To answer this first you need to consider what cancer is. It is bad, we all know that, but what is cancer actually.
Like most things around you cells have a life cycle. They're created, they do their groovy little things, then they die. You've heard that you're body is replaced every XX years, that is essentially correct. The problem is cancer cells. They don't die right. There is a signal for a cell to die and a cancer cell completely ignores this. On top of that the pathways that control cell division are busted too so they just divide like nobody's business. This is how things go horribly, horribly wrong. They become a burden because they're taking up the body's resources or they're destroying your body's tissue. For example a kidney cancer would destroy your blood's filtration system, toxins build up and you die.

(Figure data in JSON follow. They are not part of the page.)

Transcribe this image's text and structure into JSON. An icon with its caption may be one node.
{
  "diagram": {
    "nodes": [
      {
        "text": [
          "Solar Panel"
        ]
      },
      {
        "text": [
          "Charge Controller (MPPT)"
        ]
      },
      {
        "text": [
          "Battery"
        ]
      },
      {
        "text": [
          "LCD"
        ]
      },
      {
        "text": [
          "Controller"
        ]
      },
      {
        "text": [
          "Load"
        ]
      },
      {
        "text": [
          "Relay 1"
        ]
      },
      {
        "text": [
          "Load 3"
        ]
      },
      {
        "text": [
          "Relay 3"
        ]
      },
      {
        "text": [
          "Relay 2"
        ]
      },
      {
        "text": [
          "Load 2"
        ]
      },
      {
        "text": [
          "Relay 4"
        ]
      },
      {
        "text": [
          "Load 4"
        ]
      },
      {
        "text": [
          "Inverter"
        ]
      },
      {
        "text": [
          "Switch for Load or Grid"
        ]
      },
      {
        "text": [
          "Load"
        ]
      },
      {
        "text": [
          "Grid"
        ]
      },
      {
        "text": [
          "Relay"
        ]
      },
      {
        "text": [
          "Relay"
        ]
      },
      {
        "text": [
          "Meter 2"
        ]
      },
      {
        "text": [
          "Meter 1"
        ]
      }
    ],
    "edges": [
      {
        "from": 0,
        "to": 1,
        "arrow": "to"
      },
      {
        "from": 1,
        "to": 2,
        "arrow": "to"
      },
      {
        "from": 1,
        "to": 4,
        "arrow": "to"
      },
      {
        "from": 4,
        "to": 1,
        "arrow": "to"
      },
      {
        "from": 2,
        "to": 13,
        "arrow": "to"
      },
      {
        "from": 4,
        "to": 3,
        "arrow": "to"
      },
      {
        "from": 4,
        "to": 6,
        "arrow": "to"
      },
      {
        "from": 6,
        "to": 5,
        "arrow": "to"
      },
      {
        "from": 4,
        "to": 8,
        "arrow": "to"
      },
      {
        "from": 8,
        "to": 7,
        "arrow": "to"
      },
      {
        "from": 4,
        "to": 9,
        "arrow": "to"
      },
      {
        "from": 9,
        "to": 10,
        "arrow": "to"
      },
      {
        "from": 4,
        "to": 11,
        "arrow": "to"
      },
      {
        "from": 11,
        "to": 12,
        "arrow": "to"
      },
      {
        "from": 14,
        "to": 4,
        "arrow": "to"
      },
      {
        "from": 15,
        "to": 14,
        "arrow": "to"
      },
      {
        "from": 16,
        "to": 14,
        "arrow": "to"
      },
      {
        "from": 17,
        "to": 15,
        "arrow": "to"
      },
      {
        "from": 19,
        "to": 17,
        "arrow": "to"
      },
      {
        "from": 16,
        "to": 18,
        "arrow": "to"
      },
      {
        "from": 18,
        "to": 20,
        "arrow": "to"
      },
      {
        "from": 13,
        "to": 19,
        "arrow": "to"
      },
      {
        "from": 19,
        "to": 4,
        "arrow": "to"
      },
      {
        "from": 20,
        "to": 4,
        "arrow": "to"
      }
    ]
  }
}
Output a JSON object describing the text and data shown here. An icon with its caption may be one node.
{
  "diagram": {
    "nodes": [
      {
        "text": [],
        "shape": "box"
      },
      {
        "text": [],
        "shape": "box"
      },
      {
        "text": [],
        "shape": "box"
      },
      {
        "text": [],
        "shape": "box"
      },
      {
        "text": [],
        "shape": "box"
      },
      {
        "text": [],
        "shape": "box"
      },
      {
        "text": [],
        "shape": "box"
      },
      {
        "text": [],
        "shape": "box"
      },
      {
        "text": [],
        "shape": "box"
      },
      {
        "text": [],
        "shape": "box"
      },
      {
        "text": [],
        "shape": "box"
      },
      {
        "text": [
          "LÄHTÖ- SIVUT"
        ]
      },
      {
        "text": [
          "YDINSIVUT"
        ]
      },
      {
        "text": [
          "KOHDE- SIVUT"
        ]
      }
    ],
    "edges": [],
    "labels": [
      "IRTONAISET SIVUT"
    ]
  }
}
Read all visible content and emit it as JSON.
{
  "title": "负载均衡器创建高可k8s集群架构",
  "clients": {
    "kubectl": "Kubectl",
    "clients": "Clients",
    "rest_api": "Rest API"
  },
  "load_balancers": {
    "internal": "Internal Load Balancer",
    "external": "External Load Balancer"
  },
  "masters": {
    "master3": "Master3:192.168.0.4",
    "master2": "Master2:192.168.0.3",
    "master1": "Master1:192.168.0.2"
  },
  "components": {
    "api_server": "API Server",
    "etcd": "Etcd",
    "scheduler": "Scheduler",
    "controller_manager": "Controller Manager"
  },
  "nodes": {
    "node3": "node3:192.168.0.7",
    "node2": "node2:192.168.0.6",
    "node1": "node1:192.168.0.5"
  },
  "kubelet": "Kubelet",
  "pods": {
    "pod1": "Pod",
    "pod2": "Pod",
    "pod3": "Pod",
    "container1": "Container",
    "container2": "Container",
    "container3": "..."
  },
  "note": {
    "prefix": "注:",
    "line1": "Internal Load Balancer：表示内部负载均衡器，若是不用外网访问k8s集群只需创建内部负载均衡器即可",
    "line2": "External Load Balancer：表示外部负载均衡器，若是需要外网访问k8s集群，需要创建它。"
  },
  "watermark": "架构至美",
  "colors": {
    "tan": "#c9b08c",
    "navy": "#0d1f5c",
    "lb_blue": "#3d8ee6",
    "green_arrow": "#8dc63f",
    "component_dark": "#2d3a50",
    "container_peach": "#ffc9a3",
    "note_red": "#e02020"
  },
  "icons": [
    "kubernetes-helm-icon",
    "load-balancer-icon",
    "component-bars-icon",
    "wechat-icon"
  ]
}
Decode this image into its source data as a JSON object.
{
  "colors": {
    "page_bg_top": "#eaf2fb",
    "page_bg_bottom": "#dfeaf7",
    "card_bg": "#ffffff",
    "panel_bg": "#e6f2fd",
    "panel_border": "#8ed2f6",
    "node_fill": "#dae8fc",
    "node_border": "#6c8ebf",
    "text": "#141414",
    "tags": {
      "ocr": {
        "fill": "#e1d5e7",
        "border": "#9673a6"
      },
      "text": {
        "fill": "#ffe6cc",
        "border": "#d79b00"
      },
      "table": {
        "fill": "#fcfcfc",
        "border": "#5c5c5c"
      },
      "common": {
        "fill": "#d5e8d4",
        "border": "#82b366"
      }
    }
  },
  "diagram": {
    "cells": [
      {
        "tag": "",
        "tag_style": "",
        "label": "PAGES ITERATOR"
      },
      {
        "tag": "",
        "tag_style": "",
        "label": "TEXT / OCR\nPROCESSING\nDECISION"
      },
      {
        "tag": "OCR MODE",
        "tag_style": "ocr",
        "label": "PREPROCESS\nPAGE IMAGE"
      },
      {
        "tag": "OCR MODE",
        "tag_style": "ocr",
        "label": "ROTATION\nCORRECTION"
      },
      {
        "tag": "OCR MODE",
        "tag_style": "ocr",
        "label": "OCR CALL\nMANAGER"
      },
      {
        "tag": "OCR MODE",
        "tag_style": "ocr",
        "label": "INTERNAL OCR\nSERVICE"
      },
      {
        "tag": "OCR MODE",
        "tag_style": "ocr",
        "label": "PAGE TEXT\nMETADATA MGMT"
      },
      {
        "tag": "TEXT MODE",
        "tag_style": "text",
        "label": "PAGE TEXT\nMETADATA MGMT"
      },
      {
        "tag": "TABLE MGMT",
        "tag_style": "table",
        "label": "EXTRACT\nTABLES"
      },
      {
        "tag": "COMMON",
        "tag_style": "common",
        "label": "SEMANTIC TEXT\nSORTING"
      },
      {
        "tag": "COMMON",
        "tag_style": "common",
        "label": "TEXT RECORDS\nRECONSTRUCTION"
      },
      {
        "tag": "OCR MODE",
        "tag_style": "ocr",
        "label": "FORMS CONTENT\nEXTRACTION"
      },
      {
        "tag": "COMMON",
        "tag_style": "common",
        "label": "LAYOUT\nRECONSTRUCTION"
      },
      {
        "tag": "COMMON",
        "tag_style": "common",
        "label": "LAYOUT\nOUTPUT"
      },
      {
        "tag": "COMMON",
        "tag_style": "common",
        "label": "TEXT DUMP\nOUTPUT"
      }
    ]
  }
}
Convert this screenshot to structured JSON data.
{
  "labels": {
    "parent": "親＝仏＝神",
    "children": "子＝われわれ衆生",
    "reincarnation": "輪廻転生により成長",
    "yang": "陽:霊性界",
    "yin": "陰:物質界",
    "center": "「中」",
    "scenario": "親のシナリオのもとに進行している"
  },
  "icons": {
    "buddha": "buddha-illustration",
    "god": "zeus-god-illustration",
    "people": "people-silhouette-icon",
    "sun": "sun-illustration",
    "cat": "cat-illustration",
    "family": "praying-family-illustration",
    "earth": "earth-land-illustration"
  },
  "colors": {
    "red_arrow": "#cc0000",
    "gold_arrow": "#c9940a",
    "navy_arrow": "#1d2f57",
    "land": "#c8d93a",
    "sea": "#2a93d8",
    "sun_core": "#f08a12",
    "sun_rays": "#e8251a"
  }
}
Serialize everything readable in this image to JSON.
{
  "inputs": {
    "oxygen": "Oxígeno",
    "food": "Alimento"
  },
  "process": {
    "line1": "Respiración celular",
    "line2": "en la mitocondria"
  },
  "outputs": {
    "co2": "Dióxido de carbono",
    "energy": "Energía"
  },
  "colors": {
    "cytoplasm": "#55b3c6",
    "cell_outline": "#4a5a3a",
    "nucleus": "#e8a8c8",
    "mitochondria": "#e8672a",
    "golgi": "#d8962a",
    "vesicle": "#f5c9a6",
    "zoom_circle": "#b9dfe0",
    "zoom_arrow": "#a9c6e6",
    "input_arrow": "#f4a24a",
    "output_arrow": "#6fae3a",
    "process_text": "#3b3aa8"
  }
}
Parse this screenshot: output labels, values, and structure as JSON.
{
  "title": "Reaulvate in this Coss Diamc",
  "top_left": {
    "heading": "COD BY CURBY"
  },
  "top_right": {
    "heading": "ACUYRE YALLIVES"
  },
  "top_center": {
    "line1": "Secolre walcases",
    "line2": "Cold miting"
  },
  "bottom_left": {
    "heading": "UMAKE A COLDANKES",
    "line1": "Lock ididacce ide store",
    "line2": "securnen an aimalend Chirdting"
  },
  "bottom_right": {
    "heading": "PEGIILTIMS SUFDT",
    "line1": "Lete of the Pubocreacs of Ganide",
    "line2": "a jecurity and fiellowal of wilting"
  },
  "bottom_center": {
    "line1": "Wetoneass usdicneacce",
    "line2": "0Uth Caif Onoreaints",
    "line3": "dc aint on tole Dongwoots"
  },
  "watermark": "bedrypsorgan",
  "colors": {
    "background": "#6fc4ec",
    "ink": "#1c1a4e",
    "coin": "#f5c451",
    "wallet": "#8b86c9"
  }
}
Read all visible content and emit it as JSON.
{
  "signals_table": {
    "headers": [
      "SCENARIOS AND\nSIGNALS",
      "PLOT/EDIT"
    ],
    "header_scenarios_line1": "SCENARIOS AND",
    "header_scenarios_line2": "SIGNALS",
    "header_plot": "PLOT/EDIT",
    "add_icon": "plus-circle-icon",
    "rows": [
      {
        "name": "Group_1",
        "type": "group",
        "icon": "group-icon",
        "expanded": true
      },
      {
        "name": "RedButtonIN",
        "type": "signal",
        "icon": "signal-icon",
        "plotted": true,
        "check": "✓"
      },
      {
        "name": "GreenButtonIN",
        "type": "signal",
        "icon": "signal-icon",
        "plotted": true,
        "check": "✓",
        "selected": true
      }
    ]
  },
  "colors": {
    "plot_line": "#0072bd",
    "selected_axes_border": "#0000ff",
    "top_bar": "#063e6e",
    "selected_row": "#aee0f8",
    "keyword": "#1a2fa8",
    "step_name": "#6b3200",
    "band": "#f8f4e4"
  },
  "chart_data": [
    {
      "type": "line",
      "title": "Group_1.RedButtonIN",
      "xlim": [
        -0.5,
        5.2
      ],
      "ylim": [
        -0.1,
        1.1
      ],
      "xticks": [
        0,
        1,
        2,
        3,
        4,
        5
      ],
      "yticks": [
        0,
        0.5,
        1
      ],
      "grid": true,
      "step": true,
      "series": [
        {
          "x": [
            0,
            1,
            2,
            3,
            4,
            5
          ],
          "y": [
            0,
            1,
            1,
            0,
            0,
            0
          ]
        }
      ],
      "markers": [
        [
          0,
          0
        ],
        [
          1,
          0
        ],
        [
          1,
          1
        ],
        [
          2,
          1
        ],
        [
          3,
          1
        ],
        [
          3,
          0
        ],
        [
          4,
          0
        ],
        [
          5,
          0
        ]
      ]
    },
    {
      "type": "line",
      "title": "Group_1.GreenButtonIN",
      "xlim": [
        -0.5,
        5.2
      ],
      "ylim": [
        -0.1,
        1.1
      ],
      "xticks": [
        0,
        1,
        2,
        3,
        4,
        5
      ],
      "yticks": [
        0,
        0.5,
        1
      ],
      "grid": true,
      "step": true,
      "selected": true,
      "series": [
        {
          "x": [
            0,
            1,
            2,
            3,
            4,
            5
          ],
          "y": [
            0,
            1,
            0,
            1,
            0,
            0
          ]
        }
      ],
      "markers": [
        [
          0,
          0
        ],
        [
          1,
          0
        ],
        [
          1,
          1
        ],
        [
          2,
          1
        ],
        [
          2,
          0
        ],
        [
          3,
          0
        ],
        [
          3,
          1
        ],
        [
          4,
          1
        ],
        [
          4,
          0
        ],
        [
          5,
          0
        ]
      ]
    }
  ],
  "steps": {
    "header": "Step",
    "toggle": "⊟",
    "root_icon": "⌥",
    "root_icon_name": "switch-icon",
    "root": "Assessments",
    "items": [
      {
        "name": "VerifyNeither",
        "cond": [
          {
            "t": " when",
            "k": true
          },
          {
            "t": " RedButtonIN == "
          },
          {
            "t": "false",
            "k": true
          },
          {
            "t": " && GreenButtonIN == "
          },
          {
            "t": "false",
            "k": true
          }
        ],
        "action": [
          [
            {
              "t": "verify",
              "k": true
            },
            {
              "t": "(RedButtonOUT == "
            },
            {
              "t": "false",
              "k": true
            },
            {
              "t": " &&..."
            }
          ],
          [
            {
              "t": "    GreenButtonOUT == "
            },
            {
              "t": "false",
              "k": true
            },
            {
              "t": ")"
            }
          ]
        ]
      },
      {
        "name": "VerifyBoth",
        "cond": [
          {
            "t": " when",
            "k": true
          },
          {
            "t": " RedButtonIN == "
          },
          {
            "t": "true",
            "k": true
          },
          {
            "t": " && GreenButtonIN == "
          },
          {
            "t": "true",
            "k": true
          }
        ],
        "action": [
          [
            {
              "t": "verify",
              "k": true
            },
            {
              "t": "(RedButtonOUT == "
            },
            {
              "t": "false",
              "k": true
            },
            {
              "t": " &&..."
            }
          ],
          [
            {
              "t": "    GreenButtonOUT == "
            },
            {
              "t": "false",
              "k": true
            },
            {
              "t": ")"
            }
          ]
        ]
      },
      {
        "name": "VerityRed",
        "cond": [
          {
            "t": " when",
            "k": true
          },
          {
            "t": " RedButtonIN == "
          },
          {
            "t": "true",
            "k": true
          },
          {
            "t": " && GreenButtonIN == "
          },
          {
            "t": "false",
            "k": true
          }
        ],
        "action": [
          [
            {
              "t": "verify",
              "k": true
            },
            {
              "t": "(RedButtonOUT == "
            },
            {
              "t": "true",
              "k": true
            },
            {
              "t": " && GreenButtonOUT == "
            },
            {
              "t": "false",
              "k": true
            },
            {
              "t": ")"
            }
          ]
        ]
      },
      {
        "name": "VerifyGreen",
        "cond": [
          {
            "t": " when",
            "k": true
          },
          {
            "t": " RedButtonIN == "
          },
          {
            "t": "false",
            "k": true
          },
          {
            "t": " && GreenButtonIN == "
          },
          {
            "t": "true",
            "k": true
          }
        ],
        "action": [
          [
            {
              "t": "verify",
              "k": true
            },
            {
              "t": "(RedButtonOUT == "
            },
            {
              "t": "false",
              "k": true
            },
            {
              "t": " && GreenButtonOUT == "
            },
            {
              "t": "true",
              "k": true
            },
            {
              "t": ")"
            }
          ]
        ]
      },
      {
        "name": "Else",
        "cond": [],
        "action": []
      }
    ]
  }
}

Breast cancer is more benign in so much as the organs that they're inhabiting aren't vital. As Angelina Jolie is showing us, you can live without breasts; it is a very different life but you're alive. I am not trivializing breast cancer. It is a life threatening condition and defiantly something that needs to be taken care of.
How does cancer form is where we need to go next. Everything in a cell is control by your genes. As a cell divides its DNA gets copied. The machinery is efficient but not without it's mistakes. Genes are copied religiously. Every so often there is a mistake. More often than not the copy error is caught and the cell is destroyed. Sometimes it isn't but the error is so significant that it can't survive, or the difference is in an area that the cell doesn't really need.
Then there are the errors in the areas that control cell growth and cell death. These are the ones that might eventually cause cancer, but it is REALLY rare to see them in the same cell at the same time.
If you have a genetic predilection to cancer then the chances get higher. There is a genetic defect in the DNA repair system, the exact gene escapes my recollection, but if it goes bad then your cells are more susceptible to generating cancerous cells. This becomes and issue in tissue that is exposed to carcinogens. For example sunlight is a carcinogen. If you've got this defect you are going to get ocular cancer VERY easily.
Now to the meat of the question. There are genes that are specific to organs that when disabled will increase the likelihood that the cell will turn cancerous. There are a number of these that are specific to some forms of breast cancer. Not all breast cancers, but some. So if they test for these then you can get an idea of your chances but not your absolute chances.
TL;DR: Yes, but it can only test for what it knows and can't test if your susceptible for breast cancers not cause by the genes in question.